Butter is an excellent source of vitamin A (for eye health), vitamin D (for calcium absorption and thyroid health), vitamin E (an immunity-boosting antioxidant), vitamin K (for blood coagulation and bone health) and vitamin K2 (for heart and prostate health). All of these vitamins are fat-soluble – which is one reason why eating them in ‘whole-food’ form (i.e. by eating butter) is much better than taking them as a supplement, unless you consume the supplement with a meal containing fats or oils. Butter also contains lauric acid (which is important for gastrointestinal health and preventing fungal infections). It is the only known food to contain ‘anti-stiffness’ factor, a compound that stops the calcification of joints, arteries and cataracts – thereby preventing arthritis, heart disease, and vision loss. Unlike margarine (a hydrogenated and unnatural fat), butter tastes great, can be used in cooking and it isn’t linked to sexual dysfunction, impaired immunity, obesity, cancer, diabetes or heart disease. On top of all this, butter and other full-fat dairy have been proven to boost fertility in women.

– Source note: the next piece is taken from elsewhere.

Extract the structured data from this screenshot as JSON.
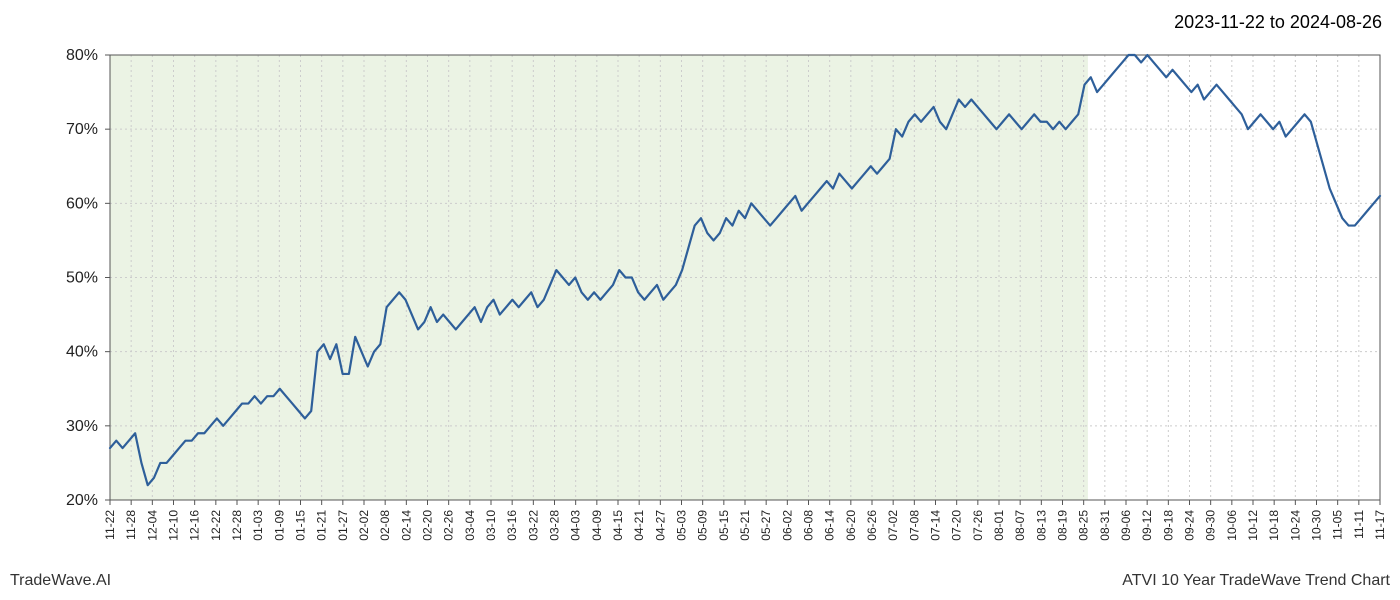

The best butter for your health is organic butter from grass-fed (pastured) cows, as it contains the highest concentrations of nutrients. Pasteurisation destroys nutrients, so if possible, get your hands on the raw, grass-fed butter – a trip to a local dairy farm may be required to find this stuff. Next time you’re shopping and you hesitate over a tub of I Can’t Believe It’s Not Butter, you’d damn well better believe it. Food as good as butter doesn’t just get manufactured in factories. And, no, I wasn’t sponsored by a dairy farm to write this post, although my favourite butter shares my first name, and it may or may not have been harmed in the process of writing. You can solve the rest of that mystery yourself.